The call came after KnowBe4 experienced and mitigated early this year an infiltration attempt by a fake IT worker from North Korea into the organisation.
Stu Sjouwerman, CEO of KnowBe4, advised employers to educate all employees involved in the hiring process to prevent similar instances in their organisations.
"[Organisations should] consider various mitigation tactics such as updating the organisation's hiring process to include asking the candidate to submit fingerprints for identity verification purposes, threat model the organisation's hiring process, and more," he said in a statement.
White paper on hiring scheme released
KnowBe4 has also released a white paper providing advice on how organisations can protect themselves from the hiring scam.
The white paper contains information on what the North Korean fake industry is like, signs to look out for, as well as the ways organisations can update their hiring process to prevent recruiting fake employees.
“Fake remote employees and contractors are now something everyone needs to worry about. Every organization should be updating its hiring policies, processes, and education to reflect this new reality.”
There are common signs of this fake employee hiring scheme both during and after the hiring process, Sjouwerman said.
"We were inspired to share our experience with this unfortunate situation to bring awareness to how pervasive this situation is and to use it as a warning to help protect other organisations from falling victim."

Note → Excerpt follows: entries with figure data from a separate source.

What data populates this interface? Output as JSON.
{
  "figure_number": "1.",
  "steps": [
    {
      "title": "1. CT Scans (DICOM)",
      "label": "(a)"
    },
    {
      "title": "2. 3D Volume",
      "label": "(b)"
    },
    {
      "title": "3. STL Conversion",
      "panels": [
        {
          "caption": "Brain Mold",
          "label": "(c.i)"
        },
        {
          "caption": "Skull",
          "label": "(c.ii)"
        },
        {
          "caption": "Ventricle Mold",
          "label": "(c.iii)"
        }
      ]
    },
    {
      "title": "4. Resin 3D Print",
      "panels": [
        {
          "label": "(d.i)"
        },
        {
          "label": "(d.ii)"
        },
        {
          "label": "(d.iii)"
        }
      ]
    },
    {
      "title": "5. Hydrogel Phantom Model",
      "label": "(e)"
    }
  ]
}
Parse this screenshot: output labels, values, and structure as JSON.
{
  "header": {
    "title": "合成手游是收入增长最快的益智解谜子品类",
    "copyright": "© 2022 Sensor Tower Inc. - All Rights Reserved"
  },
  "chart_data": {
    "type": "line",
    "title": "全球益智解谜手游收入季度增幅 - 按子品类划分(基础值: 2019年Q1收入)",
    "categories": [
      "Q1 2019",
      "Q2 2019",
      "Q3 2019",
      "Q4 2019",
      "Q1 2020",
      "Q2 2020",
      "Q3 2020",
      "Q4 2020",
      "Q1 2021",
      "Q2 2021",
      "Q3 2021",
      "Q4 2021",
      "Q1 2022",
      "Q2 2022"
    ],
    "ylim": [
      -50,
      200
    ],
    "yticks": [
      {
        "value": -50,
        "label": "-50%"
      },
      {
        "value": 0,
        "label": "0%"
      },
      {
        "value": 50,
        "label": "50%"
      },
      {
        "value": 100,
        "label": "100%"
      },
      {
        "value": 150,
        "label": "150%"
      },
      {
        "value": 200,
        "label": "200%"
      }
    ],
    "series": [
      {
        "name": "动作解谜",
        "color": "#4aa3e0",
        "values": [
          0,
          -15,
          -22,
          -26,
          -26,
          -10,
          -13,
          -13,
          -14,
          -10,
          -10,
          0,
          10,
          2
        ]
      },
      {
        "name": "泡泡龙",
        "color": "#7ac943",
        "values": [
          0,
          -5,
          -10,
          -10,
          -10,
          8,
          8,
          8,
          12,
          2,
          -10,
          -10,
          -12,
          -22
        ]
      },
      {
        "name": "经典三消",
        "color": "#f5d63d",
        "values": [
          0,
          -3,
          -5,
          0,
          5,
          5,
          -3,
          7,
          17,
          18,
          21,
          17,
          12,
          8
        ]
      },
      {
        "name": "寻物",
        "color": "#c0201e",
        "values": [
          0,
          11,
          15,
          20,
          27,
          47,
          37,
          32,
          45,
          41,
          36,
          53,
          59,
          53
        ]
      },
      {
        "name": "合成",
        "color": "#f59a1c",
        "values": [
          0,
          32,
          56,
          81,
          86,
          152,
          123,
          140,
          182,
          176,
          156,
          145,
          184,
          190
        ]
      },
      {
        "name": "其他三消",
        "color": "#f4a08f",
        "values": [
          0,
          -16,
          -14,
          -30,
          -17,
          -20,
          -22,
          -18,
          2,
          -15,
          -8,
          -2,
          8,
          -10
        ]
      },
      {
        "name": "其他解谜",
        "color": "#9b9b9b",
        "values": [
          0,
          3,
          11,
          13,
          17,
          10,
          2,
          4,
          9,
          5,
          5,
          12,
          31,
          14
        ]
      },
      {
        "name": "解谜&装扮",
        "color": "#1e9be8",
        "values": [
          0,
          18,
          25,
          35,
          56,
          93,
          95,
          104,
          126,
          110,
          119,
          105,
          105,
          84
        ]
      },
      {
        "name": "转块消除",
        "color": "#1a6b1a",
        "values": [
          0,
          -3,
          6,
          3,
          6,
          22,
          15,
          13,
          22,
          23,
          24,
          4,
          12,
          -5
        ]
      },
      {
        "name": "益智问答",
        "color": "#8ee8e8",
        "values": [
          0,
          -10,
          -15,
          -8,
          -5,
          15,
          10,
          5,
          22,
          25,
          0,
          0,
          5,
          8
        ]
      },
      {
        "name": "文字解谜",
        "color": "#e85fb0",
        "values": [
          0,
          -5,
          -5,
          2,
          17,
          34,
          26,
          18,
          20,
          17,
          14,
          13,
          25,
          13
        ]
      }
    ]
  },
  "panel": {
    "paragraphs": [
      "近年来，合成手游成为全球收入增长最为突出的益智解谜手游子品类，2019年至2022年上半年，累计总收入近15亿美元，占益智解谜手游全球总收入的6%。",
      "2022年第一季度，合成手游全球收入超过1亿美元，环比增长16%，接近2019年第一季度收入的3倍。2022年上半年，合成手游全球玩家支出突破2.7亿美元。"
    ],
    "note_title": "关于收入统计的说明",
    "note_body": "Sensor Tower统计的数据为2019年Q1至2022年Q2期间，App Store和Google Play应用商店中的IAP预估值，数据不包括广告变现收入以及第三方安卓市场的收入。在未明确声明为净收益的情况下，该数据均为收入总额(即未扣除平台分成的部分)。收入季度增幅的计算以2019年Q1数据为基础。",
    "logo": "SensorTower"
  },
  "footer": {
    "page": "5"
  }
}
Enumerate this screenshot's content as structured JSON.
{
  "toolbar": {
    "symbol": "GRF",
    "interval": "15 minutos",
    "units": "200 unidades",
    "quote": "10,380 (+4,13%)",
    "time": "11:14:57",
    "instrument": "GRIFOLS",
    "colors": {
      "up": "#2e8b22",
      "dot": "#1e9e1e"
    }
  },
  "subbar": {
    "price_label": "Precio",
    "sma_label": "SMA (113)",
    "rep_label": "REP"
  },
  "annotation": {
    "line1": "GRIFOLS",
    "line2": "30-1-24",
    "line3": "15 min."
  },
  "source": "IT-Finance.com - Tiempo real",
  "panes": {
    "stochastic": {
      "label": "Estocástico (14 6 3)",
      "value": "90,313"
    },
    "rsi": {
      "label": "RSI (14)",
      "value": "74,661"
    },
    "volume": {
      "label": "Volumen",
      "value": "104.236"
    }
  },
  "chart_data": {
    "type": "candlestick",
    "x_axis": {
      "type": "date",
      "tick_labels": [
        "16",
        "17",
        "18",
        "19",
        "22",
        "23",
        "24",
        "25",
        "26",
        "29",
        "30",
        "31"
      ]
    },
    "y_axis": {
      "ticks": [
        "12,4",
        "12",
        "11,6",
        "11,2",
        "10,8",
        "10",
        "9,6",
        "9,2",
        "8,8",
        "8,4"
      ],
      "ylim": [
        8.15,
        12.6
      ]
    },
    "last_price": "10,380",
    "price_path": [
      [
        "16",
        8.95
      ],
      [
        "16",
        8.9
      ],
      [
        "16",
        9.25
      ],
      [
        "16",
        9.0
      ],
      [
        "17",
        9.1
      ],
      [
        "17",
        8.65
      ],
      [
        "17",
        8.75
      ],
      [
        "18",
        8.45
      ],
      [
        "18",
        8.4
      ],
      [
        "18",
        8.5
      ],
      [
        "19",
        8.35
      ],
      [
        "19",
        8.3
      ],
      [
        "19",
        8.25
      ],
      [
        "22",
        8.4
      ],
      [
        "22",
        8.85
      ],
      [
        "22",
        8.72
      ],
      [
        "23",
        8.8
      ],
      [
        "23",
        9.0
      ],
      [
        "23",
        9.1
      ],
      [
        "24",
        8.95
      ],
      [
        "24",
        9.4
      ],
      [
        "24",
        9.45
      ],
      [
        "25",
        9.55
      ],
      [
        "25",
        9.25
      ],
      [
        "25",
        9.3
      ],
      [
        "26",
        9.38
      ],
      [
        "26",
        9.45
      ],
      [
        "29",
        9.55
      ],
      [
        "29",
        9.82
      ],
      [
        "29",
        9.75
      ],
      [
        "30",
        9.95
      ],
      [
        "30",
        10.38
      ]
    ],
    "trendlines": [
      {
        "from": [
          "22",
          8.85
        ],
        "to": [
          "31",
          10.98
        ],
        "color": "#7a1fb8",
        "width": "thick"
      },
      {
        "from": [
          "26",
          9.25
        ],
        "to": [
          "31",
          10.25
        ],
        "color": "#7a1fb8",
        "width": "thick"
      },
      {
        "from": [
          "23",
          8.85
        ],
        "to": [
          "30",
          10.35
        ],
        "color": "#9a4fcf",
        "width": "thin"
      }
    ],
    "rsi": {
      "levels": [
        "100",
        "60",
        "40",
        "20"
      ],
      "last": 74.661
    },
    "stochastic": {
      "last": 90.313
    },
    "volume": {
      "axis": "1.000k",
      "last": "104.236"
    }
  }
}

In July, KnowBe4 prevented a North Korean individual from successfully infiltrating the organisation after the person tried posing as an IT job candidate.
Sjouwerman shared that the individual showed a "high level of sophistication in creating a believable cover identity" and was able to exploit the weaknesses of their hiring and background check processes.
The fake employee's laptop was later shut down within 25 minutes of the first security alert, with KnowBe4 saying no illegal access was gained and no data was lost or compromised.